La ville de la banlieue new-yorkaise ne veut plus être une cité-dortoir et ambitionne d’être un nouveau hub culturel.

Vue d'architecte du projet de Centre Pompidou à Jersey City. © OMA
Vue d'architecte du projet de Centre Pompidou à Jersey City.
© OMA

Le Centre Pompidou ne s’installe pas à Jersey City. C’est plutôt la municipalité de Jersey City qui fait appel au Centre Pompidou pour l’aider à créer son nouveau centre artistique. La différence peut sembler ténue. Elle est pourtant significative et en dit long sur les ambitions d’une municipalité de la banlieue new-yorkaise en pleine réinvention.

« Ce n’est pas un débarquement. Nous ne sommes pas dans une stratégie de franchises ou de succursales », explique Serge Lasvignes, président du Centre Pompidou, lors de la conférence de presse annonçant la conclusion du partenariat entre les deux parties, vendredi dernier. En échange d’une rétribution annuelle, Beaubourg met à disposition de la municipalité son expertise artistique et managériale, certaines des 120 000 œuvres de sa collection par rotation et, bien sûr, l’usage de son nom.

Le nouveau centre, qui devrait ouvrir ses portes en 2024, prendra ses quartiers dans le Pathside Building, un ancien immeuble de bureaux et gare de tramway construit en 1912 au cœur du quartier industriel de Journal Square. La municipalité prend à sa charge la totalité des coûts liés à la rénovation et à l’exploitation du lieu et en sera le principal opérateur. Pas de « Centre Pompidou Jersey City », donc. Plutôt un « Centre Pompidou x Jersey City » (le nom du futur musée) où le « x », abréviation de « en collaboration avec » en anglais, a son importance.

« Certaines villes se tournent vers les nouvelles technologies ou vers la santé, nous avons décidé de nous tourner vers les arts », commente Steven Fulop, maire de Jersey City. Depuis quelques années, la ville cherche à s’imposer comme un « hub artistique », de l’autre côté du fleuve Hudson qui la sépare de Manhattan. D’autres projets dans le quartier de Journal Square, notamment la rénovation d’une salle de spectacle historique de 1929 et la création d’un centre culturel vont dans ce sens.

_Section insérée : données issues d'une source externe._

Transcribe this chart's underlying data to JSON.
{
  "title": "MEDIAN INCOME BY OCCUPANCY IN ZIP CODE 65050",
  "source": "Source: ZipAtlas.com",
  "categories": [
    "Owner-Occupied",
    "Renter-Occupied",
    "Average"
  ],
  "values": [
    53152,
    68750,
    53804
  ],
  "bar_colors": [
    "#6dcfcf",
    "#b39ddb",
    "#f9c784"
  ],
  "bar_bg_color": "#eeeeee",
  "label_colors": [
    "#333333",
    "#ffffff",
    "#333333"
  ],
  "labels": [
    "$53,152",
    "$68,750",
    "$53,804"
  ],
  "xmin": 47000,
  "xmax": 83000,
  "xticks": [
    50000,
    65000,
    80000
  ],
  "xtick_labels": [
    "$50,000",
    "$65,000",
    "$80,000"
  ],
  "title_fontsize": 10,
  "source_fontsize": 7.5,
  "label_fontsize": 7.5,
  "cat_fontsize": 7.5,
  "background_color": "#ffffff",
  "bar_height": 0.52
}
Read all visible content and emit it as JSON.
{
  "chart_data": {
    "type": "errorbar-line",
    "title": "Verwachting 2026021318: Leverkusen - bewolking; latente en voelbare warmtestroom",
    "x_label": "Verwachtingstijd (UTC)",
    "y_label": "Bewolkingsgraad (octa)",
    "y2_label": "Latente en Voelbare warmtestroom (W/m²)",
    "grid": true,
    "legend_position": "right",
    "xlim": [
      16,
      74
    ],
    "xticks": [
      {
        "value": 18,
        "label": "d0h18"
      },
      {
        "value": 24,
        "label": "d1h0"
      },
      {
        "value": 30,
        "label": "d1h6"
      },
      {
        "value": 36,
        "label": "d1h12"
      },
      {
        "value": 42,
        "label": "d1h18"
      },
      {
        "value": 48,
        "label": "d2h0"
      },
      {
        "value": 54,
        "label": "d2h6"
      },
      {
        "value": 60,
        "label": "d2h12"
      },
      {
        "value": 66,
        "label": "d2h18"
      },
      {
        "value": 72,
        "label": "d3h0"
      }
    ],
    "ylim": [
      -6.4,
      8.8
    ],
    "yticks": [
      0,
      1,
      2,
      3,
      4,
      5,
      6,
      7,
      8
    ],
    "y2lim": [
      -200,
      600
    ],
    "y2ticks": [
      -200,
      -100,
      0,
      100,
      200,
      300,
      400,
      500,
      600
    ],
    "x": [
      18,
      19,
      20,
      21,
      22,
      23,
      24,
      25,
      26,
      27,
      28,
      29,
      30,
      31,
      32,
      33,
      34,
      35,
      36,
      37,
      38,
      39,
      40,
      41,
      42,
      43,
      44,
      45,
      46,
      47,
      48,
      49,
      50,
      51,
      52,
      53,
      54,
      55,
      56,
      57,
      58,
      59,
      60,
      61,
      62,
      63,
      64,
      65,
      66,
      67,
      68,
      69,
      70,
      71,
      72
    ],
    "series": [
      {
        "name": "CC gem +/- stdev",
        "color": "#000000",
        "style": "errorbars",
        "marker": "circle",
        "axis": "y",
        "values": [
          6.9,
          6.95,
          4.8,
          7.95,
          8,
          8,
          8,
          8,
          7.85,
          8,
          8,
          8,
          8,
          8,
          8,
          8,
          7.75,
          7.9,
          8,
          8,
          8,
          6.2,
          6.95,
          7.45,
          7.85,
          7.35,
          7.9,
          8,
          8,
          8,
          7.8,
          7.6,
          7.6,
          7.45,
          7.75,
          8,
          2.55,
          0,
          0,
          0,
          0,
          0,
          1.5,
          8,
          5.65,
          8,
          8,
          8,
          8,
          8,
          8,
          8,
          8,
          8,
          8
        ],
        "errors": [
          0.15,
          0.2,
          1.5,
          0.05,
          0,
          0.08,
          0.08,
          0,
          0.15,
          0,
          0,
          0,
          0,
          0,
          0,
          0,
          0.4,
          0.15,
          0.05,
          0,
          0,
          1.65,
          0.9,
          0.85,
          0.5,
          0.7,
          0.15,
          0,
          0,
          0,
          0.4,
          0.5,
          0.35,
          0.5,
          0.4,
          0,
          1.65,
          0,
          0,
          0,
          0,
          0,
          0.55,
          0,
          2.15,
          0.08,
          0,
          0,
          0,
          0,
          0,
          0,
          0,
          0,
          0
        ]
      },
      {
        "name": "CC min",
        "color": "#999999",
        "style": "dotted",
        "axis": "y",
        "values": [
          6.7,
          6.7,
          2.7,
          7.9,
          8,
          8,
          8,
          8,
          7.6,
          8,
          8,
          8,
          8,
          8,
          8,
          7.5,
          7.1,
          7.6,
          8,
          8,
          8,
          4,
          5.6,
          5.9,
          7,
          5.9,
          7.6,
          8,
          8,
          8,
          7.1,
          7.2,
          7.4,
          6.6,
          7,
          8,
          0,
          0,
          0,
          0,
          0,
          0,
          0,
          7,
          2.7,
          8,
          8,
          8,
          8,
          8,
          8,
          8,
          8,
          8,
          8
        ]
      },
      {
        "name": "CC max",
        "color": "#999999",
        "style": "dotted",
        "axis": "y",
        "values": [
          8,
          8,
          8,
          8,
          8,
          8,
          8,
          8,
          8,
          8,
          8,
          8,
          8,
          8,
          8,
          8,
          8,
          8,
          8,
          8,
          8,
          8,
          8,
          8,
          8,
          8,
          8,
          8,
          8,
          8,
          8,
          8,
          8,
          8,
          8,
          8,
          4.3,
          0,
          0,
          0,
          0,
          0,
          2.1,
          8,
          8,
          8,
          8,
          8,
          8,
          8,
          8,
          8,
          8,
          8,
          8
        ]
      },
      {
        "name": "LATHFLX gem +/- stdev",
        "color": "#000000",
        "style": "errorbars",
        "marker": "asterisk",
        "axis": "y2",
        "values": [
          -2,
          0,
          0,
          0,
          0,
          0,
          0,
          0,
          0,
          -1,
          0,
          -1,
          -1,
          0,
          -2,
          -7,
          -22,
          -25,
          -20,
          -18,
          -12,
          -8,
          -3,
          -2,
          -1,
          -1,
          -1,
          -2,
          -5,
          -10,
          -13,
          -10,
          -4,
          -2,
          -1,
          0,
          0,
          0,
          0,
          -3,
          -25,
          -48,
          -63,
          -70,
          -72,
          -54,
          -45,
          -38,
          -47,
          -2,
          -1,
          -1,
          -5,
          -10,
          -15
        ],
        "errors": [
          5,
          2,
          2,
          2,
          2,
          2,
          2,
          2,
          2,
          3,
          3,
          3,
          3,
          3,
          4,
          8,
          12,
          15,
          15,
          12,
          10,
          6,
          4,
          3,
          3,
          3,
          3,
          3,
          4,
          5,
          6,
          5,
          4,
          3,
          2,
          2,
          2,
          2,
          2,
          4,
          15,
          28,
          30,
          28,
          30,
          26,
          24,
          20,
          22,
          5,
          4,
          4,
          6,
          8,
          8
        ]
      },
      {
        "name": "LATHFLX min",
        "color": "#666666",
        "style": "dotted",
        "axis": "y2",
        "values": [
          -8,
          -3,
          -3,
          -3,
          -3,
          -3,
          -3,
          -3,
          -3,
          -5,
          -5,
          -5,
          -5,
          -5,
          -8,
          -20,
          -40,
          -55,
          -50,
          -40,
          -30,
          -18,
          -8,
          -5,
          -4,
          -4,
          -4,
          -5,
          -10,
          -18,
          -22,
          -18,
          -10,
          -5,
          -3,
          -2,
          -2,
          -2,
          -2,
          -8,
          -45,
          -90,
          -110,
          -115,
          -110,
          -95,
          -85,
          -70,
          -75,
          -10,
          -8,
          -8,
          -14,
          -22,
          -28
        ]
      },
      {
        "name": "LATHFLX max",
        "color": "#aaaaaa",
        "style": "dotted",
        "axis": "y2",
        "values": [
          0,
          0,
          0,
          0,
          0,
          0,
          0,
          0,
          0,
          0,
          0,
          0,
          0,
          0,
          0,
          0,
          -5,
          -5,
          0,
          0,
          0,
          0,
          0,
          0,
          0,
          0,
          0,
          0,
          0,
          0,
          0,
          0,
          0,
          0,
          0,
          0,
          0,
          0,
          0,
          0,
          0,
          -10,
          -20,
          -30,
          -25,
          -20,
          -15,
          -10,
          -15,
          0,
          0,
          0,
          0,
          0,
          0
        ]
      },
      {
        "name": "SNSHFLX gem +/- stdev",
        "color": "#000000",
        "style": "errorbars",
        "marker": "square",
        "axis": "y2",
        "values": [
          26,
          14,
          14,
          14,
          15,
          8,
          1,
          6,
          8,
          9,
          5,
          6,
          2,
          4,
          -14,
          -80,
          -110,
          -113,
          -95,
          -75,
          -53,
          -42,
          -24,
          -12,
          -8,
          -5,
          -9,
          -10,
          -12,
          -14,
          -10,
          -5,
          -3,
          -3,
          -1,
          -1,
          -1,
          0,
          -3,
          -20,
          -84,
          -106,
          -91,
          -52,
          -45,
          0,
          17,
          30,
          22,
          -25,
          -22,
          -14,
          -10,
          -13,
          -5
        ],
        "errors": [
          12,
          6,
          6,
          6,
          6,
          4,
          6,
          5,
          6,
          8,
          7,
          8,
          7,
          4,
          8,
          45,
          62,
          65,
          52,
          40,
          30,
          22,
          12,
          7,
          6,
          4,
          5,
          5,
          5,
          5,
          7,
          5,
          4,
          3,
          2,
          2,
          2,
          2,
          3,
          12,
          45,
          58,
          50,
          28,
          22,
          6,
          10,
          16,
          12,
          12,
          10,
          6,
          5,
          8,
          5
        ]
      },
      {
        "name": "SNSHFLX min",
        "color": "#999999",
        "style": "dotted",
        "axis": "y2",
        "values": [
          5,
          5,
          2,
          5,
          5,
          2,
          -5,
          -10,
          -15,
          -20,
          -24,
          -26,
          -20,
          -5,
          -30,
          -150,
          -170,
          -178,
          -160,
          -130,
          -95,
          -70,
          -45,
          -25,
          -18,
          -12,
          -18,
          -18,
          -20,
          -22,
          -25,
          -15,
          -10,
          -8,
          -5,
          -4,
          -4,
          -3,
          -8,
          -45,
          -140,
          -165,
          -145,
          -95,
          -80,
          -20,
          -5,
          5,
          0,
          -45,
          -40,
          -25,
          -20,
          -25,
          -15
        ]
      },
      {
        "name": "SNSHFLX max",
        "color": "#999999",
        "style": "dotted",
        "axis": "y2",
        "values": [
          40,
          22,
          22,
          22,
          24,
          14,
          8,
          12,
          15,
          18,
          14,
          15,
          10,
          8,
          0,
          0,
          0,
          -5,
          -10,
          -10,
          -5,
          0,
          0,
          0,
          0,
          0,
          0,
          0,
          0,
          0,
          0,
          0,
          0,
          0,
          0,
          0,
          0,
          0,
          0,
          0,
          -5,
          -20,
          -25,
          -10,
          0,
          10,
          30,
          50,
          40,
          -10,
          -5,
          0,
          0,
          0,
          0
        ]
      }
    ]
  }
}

Ville portuaire industrielle, Jersey City entrée en crise dans les années 1970, lutte depuis pour ne pas se transformer en cité-dortoir, avec la multiplication des transports qui la relie à New York. Steven Fulop a depuis sa première élection en 2013 l’idée d’en faire « une destination touristique ». En 2018, il fait acheter le Pathside Building par la municipalité pour éviter qu’il ne soit acquis par un promoteur privé : il cherchait depuis à « attirer un partenariat international majeur ». C’est l’agence architecturale OMA, chargée du projet, qui évoque la première l’idée du Centre Pompidou.

« Aller vers le public »

Le projet retient l’attention de Serge Lasvignes : « Je suis de ceux qui pensent que les musées entrent dans une nouvelle ère : il ne s’agit plus de faire venir le public le plus large possible mais d’aller vers lui », explique-t-il. C’est dans cet esprit que le Centre Pompidou a développé ces dernières années une série de partenariats internationaux qui l’ont emmené à Málaga en 2015, à Shanghai en 2019 et bientôt à Bruxelles et peut-être en Corée.

Jersey City, l’une des villes « les plus diverses aux États-Unis », constitue « un champ d’action idéal » selon lui. Pour Matthieu Potte-Bonneville, directeur du développement culturel du Centre, la ville « est à la fois le prolongement de New York et un lieu doté d’une forte identité propre. L’idée est d’en faire un laboratoire pour imaginer ce que peut être un centre d’art et de culture au cœur d’une ville jeune et multiethnique ».

Le consultant en stratégie culturelle András Szántó trouve l’idée séduisante : « la rénovation urbaine est au cœur de l’ADN de Beaubourg. Jersey City est le prolongement naturel de son esprit fondateur ». C’est aussi un moyen de ne pas « se confronter aux plus grands musées du pays, s’il avait choisi New York, mais de se distinguer, de contribuer à un effet Bilbao sur l’Hudson en devenant une destination culturelle singulière », développe-t-il, en référence au musée Guggenheim qui a contribué à redynamiser la ville basque.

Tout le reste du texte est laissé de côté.